100 docker containers vs 100 small machines
so we have an application which is not thread-safe.
Some of the library it is using is doing a lock on file-system level. Unfortunately, it’s not working correctly and will crash and throw an error if there are some concurrent usage of the library. We also can’t switch this library away. To achieve concurrency, which one is better? Running 100 containers in one powerful machine or splitting it into 100 small machines?
Since we are using Amazon, I am thinking about 100 X t2.micro instances each running one container VS one c4.8xlarge machine with 100 docker containers. We don’t have any problem with memory. The tasks are CPU-bound. But it’s also not so heavy that a t2.micro instance is enough to handle it as long as it only processes one at one time.
I got into a discussion with a colleague about which one is better. I prefer the 100 instances because I think the Docker isolation will be a significant overhead. It’s like you have only one resource, but it’s split into 100 people who needs to use the resource. On the other side, my colleague makes a point which I think might be valid. Creating a Linux namespace is lighter than starting a whole OS. So if we have 100 machines, we have 100 OSes, while with a big machine, we only have 1 OS.
The thing is, I don’t know which one is correct. Could someone who have knowledge in this explain which one would be better and give me a concrete reason?
Since I realized I have just asked a bad question, I will try to add more information here. To make the question more precise, I am not really asking which one will be better in my specific use case, or which is cheaper. It’s just a curiosity which one will perform better in terms of CPU. Just imagine we have a very big computational problem, and we have to do 100 of them. We want to parallelize them, but they are not thread-safe. Is it better to do them in 100 small machines or 1 powerful machines with 100 containers? Which one will complete faster and why?
If we have only 1 powerful machines, will all these 100 containers not be fighting for resource and slow down the overall process? And if it’s 100 small machines, maybe the overall performance will be slower because of the OSes or other factors? In any case, I don’t have any experience with this. Of course I could try this, but in the end, since it’s not the ideal environment (with a lot of factors), the result won’t be authoritative anyway. I was looking for an answer from people who knows how both things work in low level and could argument which environment will complete the task faster.

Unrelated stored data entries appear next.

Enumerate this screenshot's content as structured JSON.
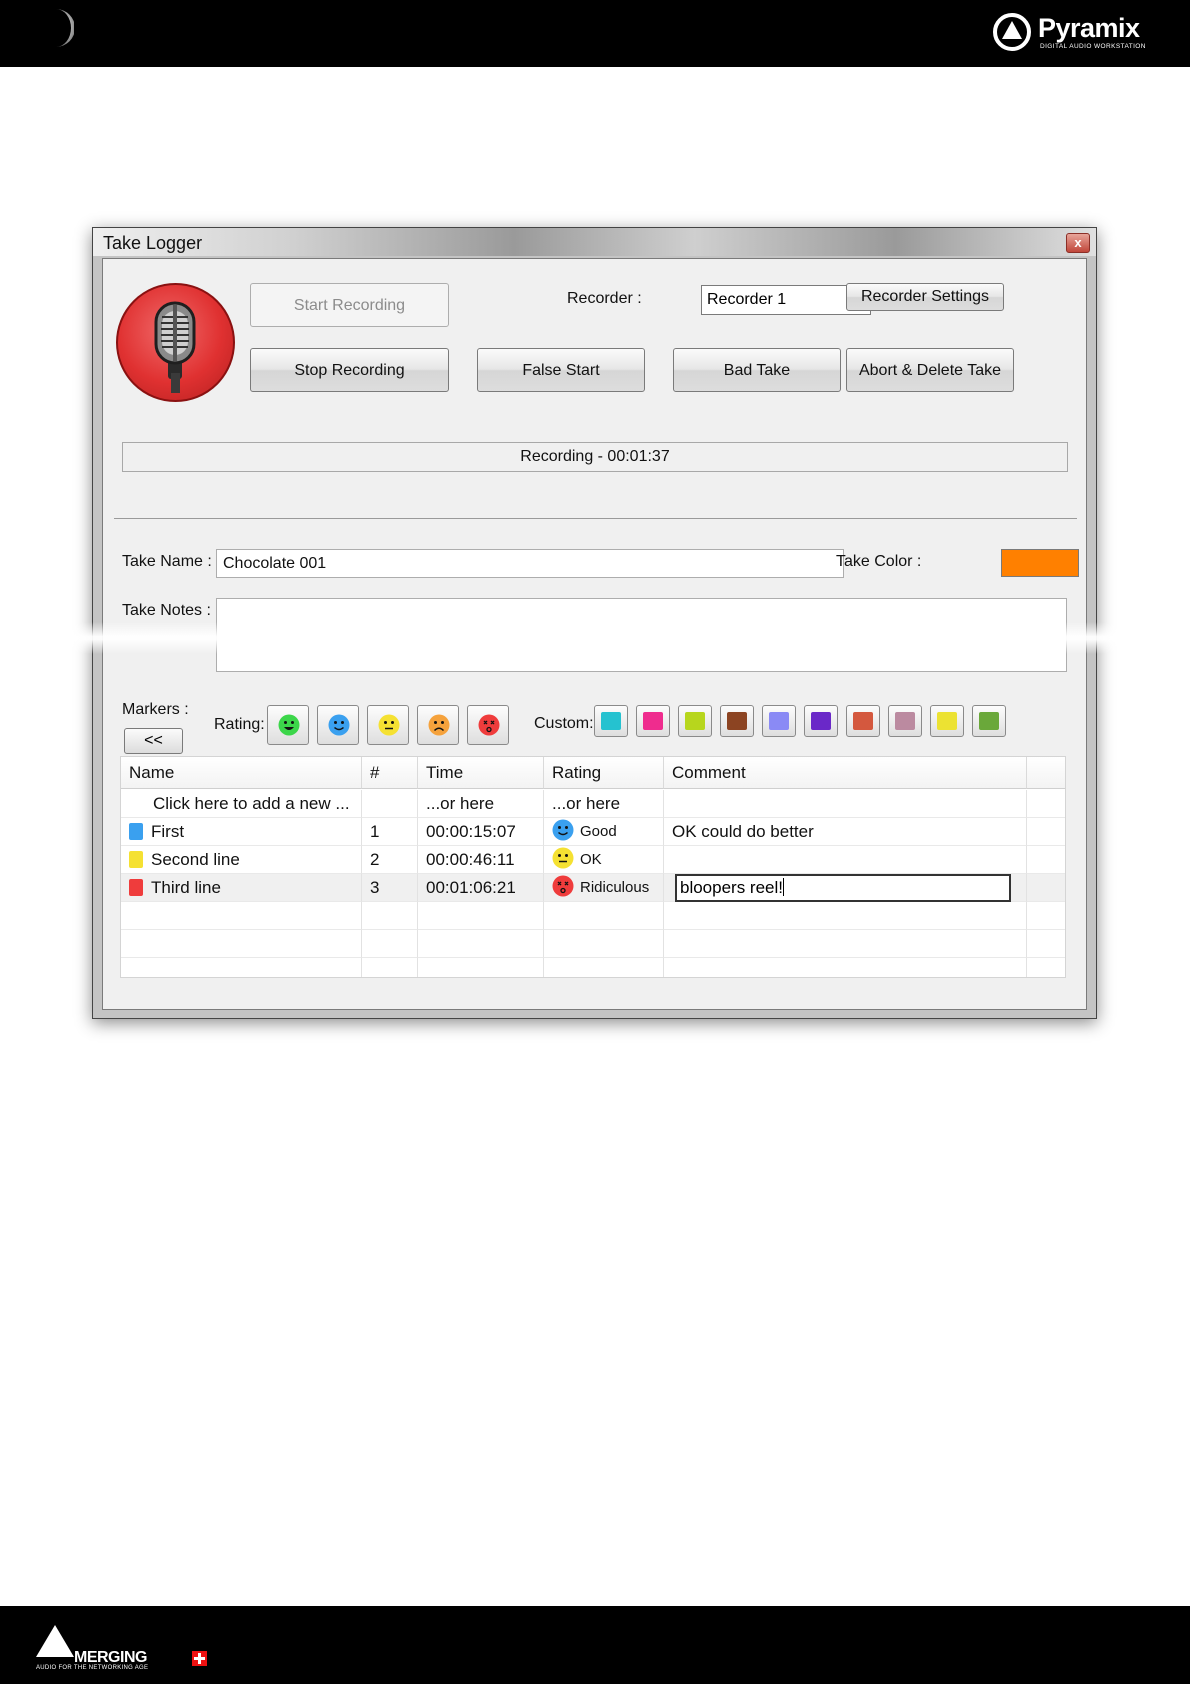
{
  "header": {
    "brand": "Pyramix",
    "tagline": "DIGITAL AUDIO WORKSTATION"
  },
  "footer": {
    "brand": "MERGING",
    "tagline": "AUDIO FOR THE NETWORKING AGE"
  },
  "window": {
    "title": "Take Logger",
    "close_label": "x"
  },
  "controls": {
    "start_recording": "Start Recording",
    "stop_recording": "Stop Recording",
    "false_start": "False Start",
    "bad_take": "Bad Take",
    "abort_delete": "Abort & Delete Take",
    "recorder_label": "Recorder :",
    "recorder_value": "Recorder 1",
    "recorder_settings": "Recorder Settings"
  },
  "status": "Recording - 00:01:37",
  "take": {
    "name_label": "Take Name :",
    "name_value": "Chocolate 001",
    "color_label": "Take Color :",
    "color": "#ff8000",
    "notes_label": "Take Notes :",
    "notes_value": ""
  },
  "markers": {
    "label": "Markers :",
    "back_button": "<<",
    "rating_label": "Rating:",
    "ratings": [
      {
        "icon": "very-happy-face-icon",
        "color": "#3cd64a"
      },
      {
        "icon": "happy-face-icon",
        "color": "#3aa0ef"
      },
      {
        "icon": "neutral-face-icon",
        "color": "#f5e132"
      },
      {
        "icon": "sad-face-icon",
        "color": "#f5a23c"
      },
      {
        "icon": "dead-face-icon",
        "color": "#ef3c3c"
      }
    ],
    "custom_label": "Custom:",
    "custom_colors": [
      "#25c2d0",
      "#ef2c8e",
      "#b7d61d",
      "#8c4422",
      "#8a8af5",
      "#6a28c8",
      "#d4583e",
      "#bb8aa0",
      "#ece232",
      "#6aa83a"
    ]
  },
  "grid": {
    "columns": [
      "Name",
      "#",
      "Time",
      "Rating",
      "Comment"
    ],
    "add_row": {
      "name": "Click here to add a new ...",
      "time": "...or here",
      "rating": "...or here"
    },
    "rows": [
      {
        "color": "#3aa0ef",
        "name": "First",
        "num": "1",
        "time": "00:00:15:07",
        "rating": "Good",
        "rating_icon": "happy-face-icon",
        "rating_color": "#3aa0ef",
        "comment": "OK could do better"
      },
      {
        "color": "#f5e132",
        "name": "Second line",
        "num": "2",
        "time": "00:00:46:11",
        "rating": "OK",
        "rating_icon": "neutral-face-icon",
        "rating_color": "#f5e132",
        "comment": ""
      },
      {
        "color": "#ef3c3c",
        "name": "Third line",
        "num": "3",
        "time": "00:01:06:21",
        "rating": "Ridiculous",
        "rating_icon": "dead-face-icon",
        "rating_color": "#ef3c3c",
        "comment": "bloopers reel!"
      }
    ]
  }
}
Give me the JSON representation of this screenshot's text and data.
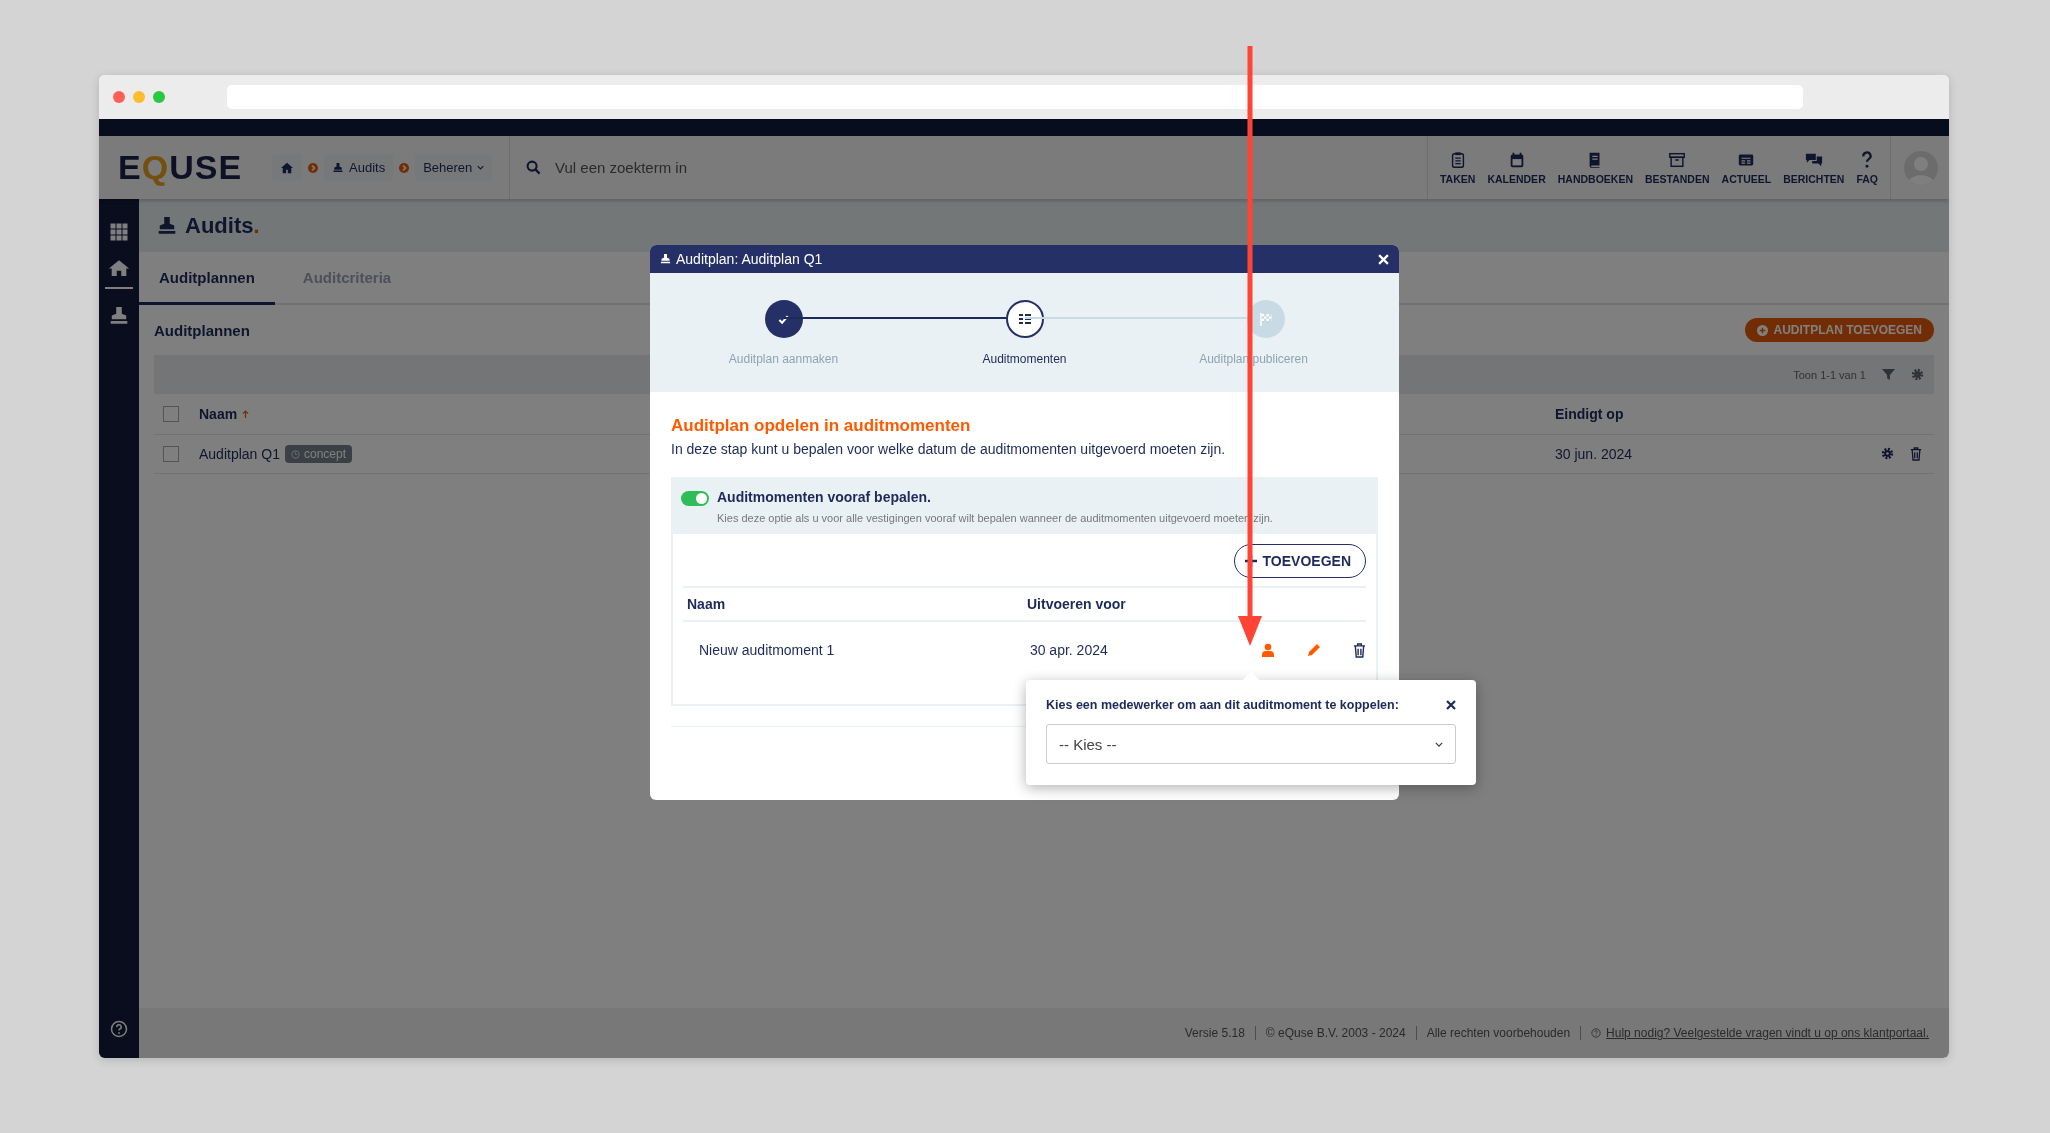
{
  "header": {
    "logo": "EQUSE",
    "breadcrumbs": [
      {
        "kind": "home"
      },
      {
        "kind": "link",
        "label": "Audits"
      },
      {
        "kind": "dropdown",
        "label": "Beheren"
      }
    ],
    "search": {
      "placeholder": "Vul een zoekterm in"
    },
    "nav": [
      {
        "kind": "clipboard",
        "label": "TAKEN"
      },
      {
        "kind": "calendar",
        "label": "KALENDER"
      },
      {
        "kind": "book",
        "label": "HANDBOEKEN"
      },
      {
        "kind": "archive",
        "label": "BESTANDEN"
      },
      {
        "kind": "news",
        "label": "ACTUEEL"
      },
      {
        "kind": "chat",
        "label": "BERICHTEN"
      },
      {
        "kind": "question",
        "label": "FAQ"
      }
    ]
  },
  "sidebar": {
    "items": [
      {
        "kind": "apps"
      },
      {
        "kind": "home"
      },
      {
        "kind": "stamp"
      }
    ]
  },
  "page": {
    "title": "Audits."
  },
  "tabs": [
    {
      "label": "Auditplannen",
      "selected": true
    },
    {
      "label": "Auditcriteria",
      "selected": false
    }
  ],
  "section": {
    "title": "Auditplannen",
    "add_button": "AUDITPLAN TOEVOEGEN",
    "count": "Toon 1-1 van 1"
  },
  "table": {
    "header_checked": false,
    "columns": [
      {
        "label": "Naam",
        "sorted": true
      },
      {
        "label": "Eindigt op",
        "sorted": false
      }
    ],
    "rows": [
      {
        "checked": false,
        "name": "Auditplan Q1",
        "badge": "concept",
        "end": "30 jun. 2024"
      }
    ]
  },
  "modal": {
    "title": "Auditplan: Auditplan Q1",
    "steps": [
      {
        "label": "Auditplan aanmaken",
        "completed": true,
        "selected": false
      },
      {
        "label": "Auditmomenten",
        "completed": false,
        "selected": true
      },
      {
        "label": "Auditplan publiceren",
        "completed": false,
        "selected": false
      }
    ],
    "heading": "Auditplan opdelen in auditmomenten",
    "description": "In deze stap kunt u bepalen voor welke datum de auditmomenten uitgevoerd moeten zijn.",
    "toggle": {
      "on": true,
      "label": "Auditmomenten vooraf bepalen.",
      "hint": "Kies deze optie als u voor alle vestigingen vooraf wilt bepalen wanneer de auditmomenten uitgevoerd moeten zijn."
    },
    "add_button": "TOEVOEGEN",
    "columns": [
      "Naam",
      "Uitvoeren voor"
    ],
    "rows": [
      {
        "name": "Nieuw auditmoment 1",
        "date": "30 apr. 2024"
      }
    ]
  },
  "popup": {
    "title": "Kies een medewerker om aan dit auditmoment te koppelen:",
    "select_value": "-- Kies --"
  },
  "footer": {
    "items": [
      "Versie 5.18",
      "© eQuse B.V. 2003 - 2024",
      "Alle rechten voorbehouden"
    ],
    "help_link": "Hulp nodig? Veelgestelde vragen vindt u op ons klantportaal."
  }
}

3 Solutions collect form web for “100 docker containers vs 100 small machines”
The only “appropriate” answer to your question is: you have to test both options and find out which one is better. The reason for this is: you are running a very specific application, with a very specific workload and very specific requirements. Any recommendation without actual testing is a guess. Maybe an “educated guess”, but not more than that.
That said, let me show you what I would consider when doing my analysis for such a scenario.
The docker overhead should be absolutely minimal. The tool “docker” itself is not doing anything — it’s just using regular Linux Kernel features to create an isolated environment for your application.
After the OS has booted up, it will consume some memory, true. But the CPU consumption by the OS itself should be negligible (even for very small instances). Since you mentioned that you don’t have any problems with memory, it seems like we can assume that this “OS overhead” that your colleague mentioned would also probably be negligible.
If you consider the route “a lot of very small instances”, you could also consider using the recently released
t2.nanoinstance type. You need to test if it has enough resources to actually run your application.
If you consider the route “one single very large instance”, you should also consider the
c4.8xlinstance. This should give you significantly more CPU power than the c3.8xl.
Cost analysis (prices in us-east-1):
- 1x c3.8xlarge: 1.68 $/h
- 1x c4.8xlarge: 1.675 $/h (roughly the same as c3.8xl)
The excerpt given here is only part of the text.